For one, their family home is Roxborough Hall – a magnificent, centuries-old mansion in the Norfolk countryside. For another, the house isn’t passed down from parent to child – but rather to the family member deemed most worthy.
Cecily Mordaunt is dead. On the evening of her funeral, her family will gather for dinner and each will be given a letter, revealing who is the next custodian of Roxborough Hall.
The house is a burden, a millstone, a full-time job . . . but they all want it. And some are willing do anything to get it.
One family. Eight letters. Who will get what they deserve?
I really enjoyed this book. It is light enough to lift me out of my usual dark and bloody reading material and yet strong plotting with lots of nice twists and turns to keep my interest engaged and my brain focussing on what comes next.
Both the setting and the premise are fascinating.
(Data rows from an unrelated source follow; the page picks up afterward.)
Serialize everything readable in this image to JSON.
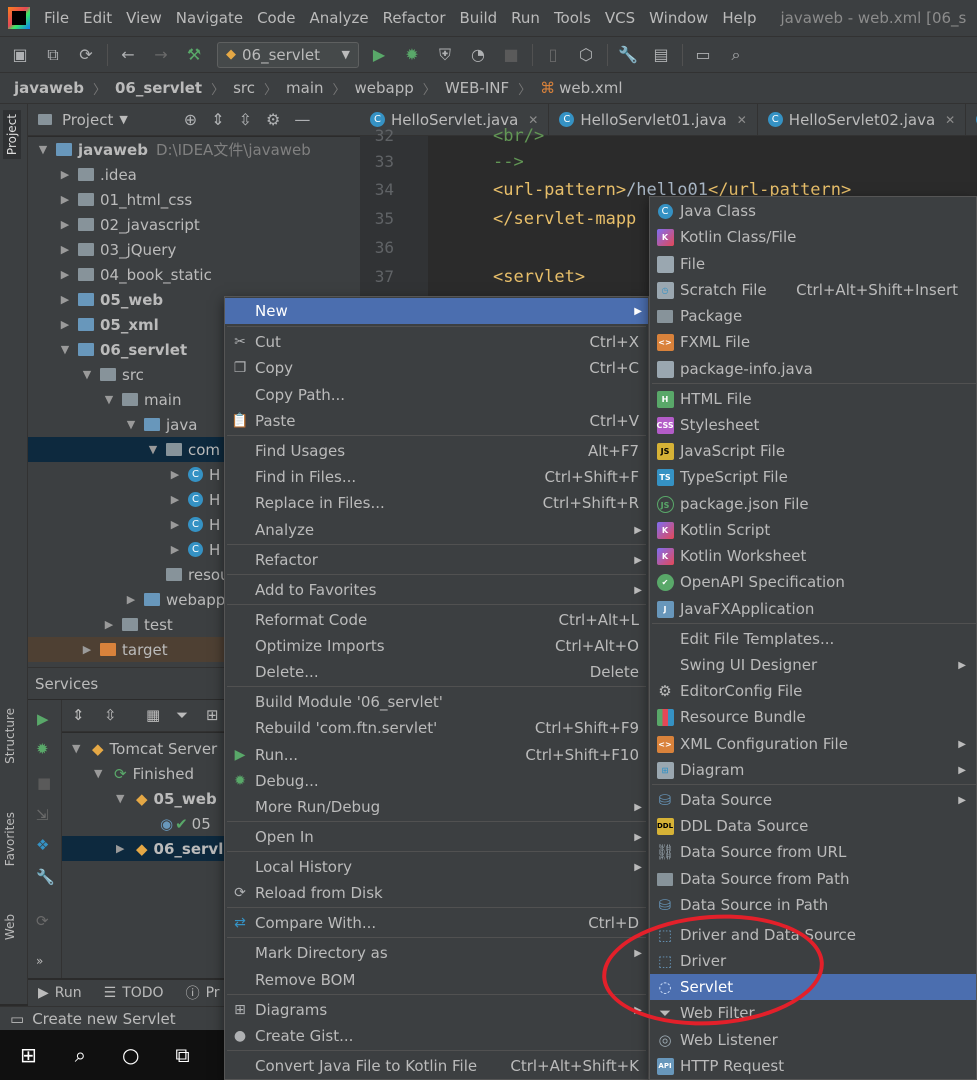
{
  "menubar": {
    "items": [
      "File",
      "Edit",
      "View",
      "Navigate",
      "Code",
      "Analyze",
      "Refactor",
      "Build",
      "Run",
      "Tools",
      "VCS",
      "Window",
      "Help"
    ],
    "window_title": "javaweb - web.xml [06_s"
  },
  "toolbar": {
    "run_config": "06_servlet",
    "icons": [
      "save-icon",
      "save-all-icon",
      "sync-icon",
      "back-icon",
      "forward-icon",
      "hammer-icon",
      "run-icon",
      "debug-icon",
      "coverage-icon",
      "profile-icon",
      "stop-icon",
      "device-icon",
      "box-icon",
      "wrench-icon",
      "structure-icon",
      "terminal-icon",
      "search-icon"
    ]
  },
  "breadcrumb": [
    "javaweb",
    "06_servlet",
    "src",
    "main",
    "webapp",
    "WEB-INF",
    "web.xml"
  ],
  "left_strip": {
    "project": "Project",
    "structure": "Structure",
    "favorites": "Favorites",
    "web": "Web"
  },
  "project_panel": {
    "title": "Project",
    "tree": [
      {
        "label": "javaweb",
        "path": "D:\\IDEA文件\\javaweb",
        "bold": true
      },
      {
        "label": ".idea"
      },
      {
        "label": "01_html_css"
      },
      {
        "label": "02_javascript"
      },
      {
        "label": "03_jQuery"
      },
      {
        "label": "04_book_static"
      },
      {
        "label": "05_web",
        "bold": true
      },
      {
        "label": "05_xml",
        "bold": true
      },
      {
        "label": "06_servlet",
        "bold": true
      },
      {
        "label": "src"
      },
      {
        "label": "main"
      },
      {
        "label": "java"
      },
      {
        "label": "com"
      },
      {
        "label": "H"
      },
      {
        "label": "H"
      },
      {
        "label": "H"
      },
      {
        "label": "H"
      },
      {
        "label": "resourc"
      },
      {
        "label": "webapp"
      },
      {
        "label": "test"
      },
      {
        "label": "target"
      }
    ]
  },
  "services": {
    "title": "Services",
    "tree": [
      {
        "label": "Tomcat Server"
      },
      {
        "label": "Finished"
      },
      {
        "label": "05_web",
        "bold": true
      },
      {
        "label": "05"
      },
      {
        "label": "06_servl",
        "bold": true
      }
    ]
  },
  "bottom_tabs": {
    "run": "Run",
    "todo": "TODO",
    "problems": "Pr"
  },
  "status": "Create new Servlet",
  "editor": {
    "tabs": [
      "HelloServlet.java",
      "HelloServlet01.java",
      "HelloServlet02.java"
    ],
    "line_numbers": [
      "32",
      "33",
      "34",
      "35",
      "36",
      "37"
    ],
    "lines": [
      {
        "tag": "",
        "text": "<br/>",
        "cls": "cm"
      },
      {
        "tag": "",
        "text": "-->",
        "cls": "cm"
      },
      {
        "tag": "<url-pattern>",
        "text": "/hello01",
        "close": "</url-pattern>"
      },
      {
        "tag": "</servlet-mapp",
        "text": "",
        "close": ""
      },
      {
        "tag": "",
        "text": "",
        "close": ""
      },
      {
        "tag": "<servlet>",
        "text": "",
        "close": ""
      }
    ]
  },
  "context_menu": [
    {
      "label": "New",
      "shortcut": "",
      "submenu": true,
      "icon": "",
      "hl": true
    },
    {
      "label": "Cut",
      "shortcut": "Ctrl+X",
      "icon": "✂"
    },
    {
      "label": "Copy",
      "shortcut": "Ctrl+C",
      "icon": "❐"
    },
    {
      "label": "Copy Path...",
      "shortcut": "",
      "icon": ""
    },
    {
      "label": "Paste",
      "shortcut": "Ctrl+V",
      "icon": "📋"
    },
    {
      "label": "Find Usages",
      "shortcut": "Alt+F7",
      "icon": ""
    },
    {
      "label": "Find in Files...",
      "shortcut": "Ctrl+Shift+F",
      "icon": ""
    },
    {
      "label": "Replace in Files...",
      "shortcut": "Ctrl+Shift+R",
      "icon": ""
    },
    {
      "label": "Analyze",
      "shortcut": "",
      "submenu": true,
      "icon": ""
    },
    {
      "label": "Refactor",
      "shortcut": "",
      "submenu": true,
      "icon": ""
    },
    {
      "label": "Add to Favorites",
      "shortcut": "",
      "submenu": true,
      "icon": ""
    },
    {
      "label": "Reformat Code",
      "shortcut": "Ctrl+Alt+L",
      "icon": ""
    },
    {
      "label": "Optimize Imports",
      "shortcut": "Ctrl+Alt+O",
      "icon": ""
    },
    {
      "label": "Delete...",
      "shortcut": "Delete",
      "icon": ""
    },
    {
      "label": "Build Module '06_servlet'",
      "shortcut": "",
      "icon": ""
    },
    {
      "label": "Rebuild 'com.ftn.servlet'",
      "shortcut": "Ctrl+Shift+F9",
      "icon": ""
    },
    {
      "label": "Run...",
      "shortcut": "Ctrl+Shift+F10",
      "icon": "▶"
    },
    {
      "label": "Debug...",
      "shortcut": "",
      "icon": "✹"
    },
    {
      "label": "More Run/Debug",
      "shortcut": "",
      "submenu": true,
      "icon": ""
    },
    {
      "label": "Open In",
      "shortcut": "",
      "submenu": true,
      "icon": ""
    },
    {
      "label": "Local History",
      "shortcut": "",
      "submenu": true,
      "icon": ""
    },
    {
      "label": "Reload from Disk",
      "shortcut": "",
      "icon": "⟳"
    },
    {
      "label": "Compare With...",
      "shortcut": "Ctrl+D",
      "icon": "⇄"
    },
    {
      "label": "Mark Directory as",
      "shortcut": "",
      "submenu": true,
      "icon": ""
    },
    {
      "label": "Remove BOM",
      "shortcut": "",
      "icon": ""
    },
    {
      "label": "Diagrams",
      "shortcut": "",
      "submenu": true,
      "icon": "⊞"
    },
    {
      "label": "Create Gist...",
      "shortcut": "",
      "icon": "●"
    },
    {
      "label": "Convert Java File to Kotlin File",
      "shortcut": "Ctrl+Alt+Shift+K",
      "icon": ""
    }
  ],
  "new_submenu": [
    {
      "label": "Java Class",
      "shortcut": ""
    },
    {
      "label": "Kotlin Class/File",
      "shortcut": ""
    },
    {
      "label": "File",
      "shortcut": ""
    },
    {
      "label": "Scratch File",
      "shortcut": "Ctrl+Alt+Shift+Insert"
    },
    {
      "label": "Package",
      "shortcut": ""
    },
    {
      "label": "FXML File",
      "shortcut": ""
    },
    {
      "label": "package-info.java",
      "shortcut": ""
    },
    {
      "label": "HTML File",
      "shortcut": ""
    },
    {
      "label": "Stylesheet",
      "shortcut": ""
    },
    {
      "label": "JavaScript File",
      "shortcut": ""
    },
    {
      "label": "TypeScript File",
      "shortcut": ""
    },
    {
      "label": "package.json File",
      "shortcut": ""
    },
    {
      "label": "Kotlin Script",
      "shortcut": ""
    },
    {
      "label": "Kotlin Worksheet",
      "shortcut": ""
    },
    {
      "label": "OpenAPI Specification",
      "shortcut": ""
    },
    {
      "label": "JavaFXApplication",
      "shortcut": ""
    },
    {
      "label": "Edit File Templates...",
      "shortcut": ""
    },
    {
      "label": "Swing UI Designer",
      "shortcut": "",
      "submenu": true
    },
    {
      "label": "EditorConfig File",
      "shortcut": ""
    },
    {
      "label": "Resource Bundle",
      "shortcut": ""
    },
    {
      "label": "XML Configuration File",
      "shortcut": "",
      "submenu": true
    },
    {
      "label": "Diagram",
      "shortcut": "",
      "submenu": true
    },
    {
      "label": "Data Source",
      "shortcut": "",
      "submenu": true
    },
    {
      "label": "DDL Data Source",
      "shortcut": ""
    },
    {
      "label": "Data Source from URL",
      "shortcut": ""
    },
    {
      "label": "Data Source from Path",
      "shortcut": ""
    },
    {
      "label": "Data Source in Path",
      "shortcut": ""
    },
    {
      "label": "Driver and Data Source",
      "shortcut": ""
    },
    {
      "label": "Driver",
      "shortcut": ""
    },
    {
      "label": "Servlet",
      "shortcut": "",
      "hl": true
    },
    {
      "label": "Web Filter",
      "shortcut": ""
    },
    {
      "label": "Web Listener",
      "shortcut": ""
    },
    {
      "label": "HTTP Request",
      "shortcut": ""
    }
  ],
  "colors": {
    "highlight": "#4b6eaf",
    "annotation": "#e3202a",
    "panel": "#3c3f41",
    "editor": "#2b2b2b"
  }
}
Roxburgh Hall is an idyllic grand mansion in the beautiful and tranquil Norfolk countryside. For years it has been home to Cecily Mordaunt and her companion and former ladies maid, Violet.
Now Cecily is dead and unusually, this house, which needs a lot of care and attention in its upkeep, is to go to the person whom Cecily deems most worthy to get it. It’s the way this house has been handed down for years and at every owner’s death letters are handed out at an eve of funeral family dinner. Each person gets a personal letter explaining why or why they are not the new owner of Roxburgh Hall. That person, however, has to be at the house to receive their letter.
Rebecca Reid’s book combines love and romance with family secrets, devious personalities, bitter resentment and years of hurt to provide a brilliant backdrop to a compelling story.
Not everyone wants the house; one because it would be too much of a burden, another because they cannot get over the hurt they feel that goes back decades. Others need the house for their own reasons. As Reid gives us glimpses into each character, their history and personality, we understand that centuries of tradition means more to some of those present than others.
Some have grand ambitions; others see the house as an answer to all their problems.
But who will Cecily have found the most worthy and was she the best judge of character for this job?
Told from a range of perspectives, Reid uses multiple timelines to help us understand each character and their motivation and to guide the reader in making their own decisions about who should inherit the house.
Reid’s flawed characters are very well drawn and spring to life from the page. The hopes, aspirations and dreams of these characters are well expressed and you can sense the frustration among those who feel they most deserve this inheritance.
I very much enjoyed reading about Cecily’s life and history and understanding what brought her to the final decision on who should inherit. There are many long buried secrets here that unfold as the narrative develops and Rebecca Reid does a terrific job of keeping the reader engaged and involved as each is revealed.
Verdict: A thoroughly engrossing, fast paced and enjoyable family drama involving hidden secrets and flawed characters that retained my interest throughout.
Rebecca Reid is the author of the novels Perfect Liars, Truth Hurts and Two Wrongs, and the nonfiction book The Power of Rude. She is a freelance journalist and columnist for the Telegraph’s women’s section and a regular contributor to Telegraph culture. She is the former digital editor of Grazia magazine and has previously written for Stylist, the Independent, the Guardian, The Times, Marie Claire, the New Statesman and Glamour Magazine. She regularly contributes to Good Morning Britain, Sky News and various BBC radio programmes. She holds an MA in Creative Writing from Royal Holloway.